Under the Magizha tree is a shrine where the saint Ramanuja was given "Pancha Samskaram" (initiation) by his teacher Peria Nambigal, following which Maduranthakam was given the name "Dvayam Vilindha Tirupathi". As per the legend, upon receiving Kanchi Varadarajar's divine order through Tirukachi Nambi, the Vaishnava saint Ramanuja set forth for Srirangam to become the disciple of Peria Nambigal. Peria Nambigal was on his way to Kanchipuram to install Ramanuja as the successor of Yamunacharya. Ramanuja wanted to meet Periya Nambi and he started from Kanchipuram, while Periya Nambi started from Srirangam. They are believed to have met in Maduranthakam temple, in the lake precincts. In the month of Avani, on the Sukla Panchami, Peria Nambigal gave the Samasrayanam or Pancha Samskaram called Dvaya Mantropadesam (divine syllable). The festival is celebrated every year.

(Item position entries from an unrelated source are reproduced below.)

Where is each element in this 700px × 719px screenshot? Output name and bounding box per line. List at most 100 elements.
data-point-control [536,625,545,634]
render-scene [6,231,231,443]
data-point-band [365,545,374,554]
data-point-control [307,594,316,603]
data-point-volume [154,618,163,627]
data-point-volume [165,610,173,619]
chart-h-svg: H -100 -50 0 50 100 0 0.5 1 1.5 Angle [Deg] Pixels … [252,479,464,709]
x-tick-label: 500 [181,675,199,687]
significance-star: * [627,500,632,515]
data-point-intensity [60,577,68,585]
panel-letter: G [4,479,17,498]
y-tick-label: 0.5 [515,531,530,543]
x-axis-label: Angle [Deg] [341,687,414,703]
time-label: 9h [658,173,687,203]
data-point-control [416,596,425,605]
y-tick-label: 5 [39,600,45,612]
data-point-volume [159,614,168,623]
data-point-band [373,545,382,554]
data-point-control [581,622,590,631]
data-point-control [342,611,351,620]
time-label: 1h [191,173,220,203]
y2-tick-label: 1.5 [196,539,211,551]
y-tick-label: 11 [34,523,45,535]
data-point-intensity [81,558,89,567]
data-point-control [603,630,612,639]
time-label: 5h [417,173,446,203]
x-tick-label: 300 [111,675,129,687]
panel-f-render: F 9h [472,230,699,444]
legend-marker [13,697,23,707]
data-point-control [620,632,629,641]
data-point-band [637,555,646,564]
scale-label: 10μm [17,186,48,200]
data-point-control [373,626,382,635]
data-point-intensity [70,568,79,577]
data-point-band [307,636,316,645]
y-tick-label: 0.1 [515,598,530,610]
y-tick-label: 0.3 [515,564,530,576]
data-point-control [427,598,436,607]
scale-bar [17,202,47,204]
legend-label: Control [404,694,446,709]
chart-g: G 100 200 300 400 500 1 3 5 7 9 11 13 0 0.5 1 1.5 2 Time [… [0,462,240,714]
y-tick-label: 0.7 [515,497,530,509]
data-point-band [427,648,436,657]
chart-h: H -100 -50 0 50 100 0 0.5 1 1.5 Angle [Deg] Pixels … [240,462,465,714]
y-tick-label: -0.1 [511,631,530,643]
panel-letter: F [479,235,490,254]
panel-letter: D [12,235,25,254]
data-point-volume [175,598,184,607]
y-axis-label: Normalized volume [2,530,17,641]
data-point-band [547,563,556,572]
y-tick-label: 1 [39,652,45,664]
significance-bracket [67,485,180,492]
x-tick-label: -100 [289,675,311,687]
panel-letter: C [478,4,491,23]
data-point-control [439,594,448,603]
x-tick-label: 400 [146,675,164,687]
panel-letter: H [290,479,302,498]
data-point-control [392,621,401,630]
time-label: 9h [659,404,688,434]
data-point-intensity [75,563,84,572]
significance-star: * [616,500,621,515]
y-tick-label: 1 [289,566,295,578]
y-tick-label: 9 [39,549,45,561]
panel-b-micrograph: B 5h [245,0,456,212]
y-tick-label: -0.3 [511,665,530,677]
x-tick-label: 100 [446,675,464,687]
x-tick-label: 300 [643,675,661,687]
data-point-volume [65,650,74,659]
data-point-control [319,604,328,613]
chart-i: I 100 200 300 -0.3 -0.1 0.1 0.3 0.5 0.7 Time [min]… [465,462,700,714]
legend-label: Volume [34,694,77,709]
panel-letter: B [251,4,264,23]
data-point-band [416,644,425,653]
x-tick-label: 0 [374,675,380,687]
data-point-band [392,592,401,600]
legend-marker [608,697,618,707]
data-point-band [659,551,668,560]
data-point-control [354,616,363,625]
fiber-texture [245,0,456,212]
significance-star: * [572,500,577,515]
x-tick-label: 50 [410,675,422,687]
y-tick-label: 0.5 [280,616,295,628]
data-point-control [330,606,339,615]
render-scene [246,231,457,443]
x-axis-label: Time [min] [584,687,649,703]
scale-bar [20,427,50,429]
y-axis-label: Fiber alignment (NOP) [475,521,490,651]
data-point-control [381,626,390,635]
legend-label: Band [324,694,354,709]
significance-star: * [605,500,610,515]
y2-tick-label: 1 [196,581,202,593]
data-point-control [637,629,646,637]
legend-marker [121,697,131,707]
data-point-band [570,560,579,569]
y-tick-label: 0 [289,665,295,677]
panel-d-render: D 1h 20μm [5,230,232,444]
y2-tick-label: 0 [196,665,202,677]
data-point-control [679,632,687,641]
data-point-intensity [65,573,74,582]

Ramanuja is believed to have obtained Pancha Samskaram from Periya Nambi in the four pillared hall around the sanctum. This is the only place where Ramanuja can be seen as a Grihastha (family man).

The major festival of the temple is the Rama Navami festival, which commemorates the birth of Rama. Ani Brahmostavam celebrated during the Tamil month of Aani (July - August) and Panchasamskaram festival to commemorate the sanctification of Ramanuja are other major festivals celebrated in the temple.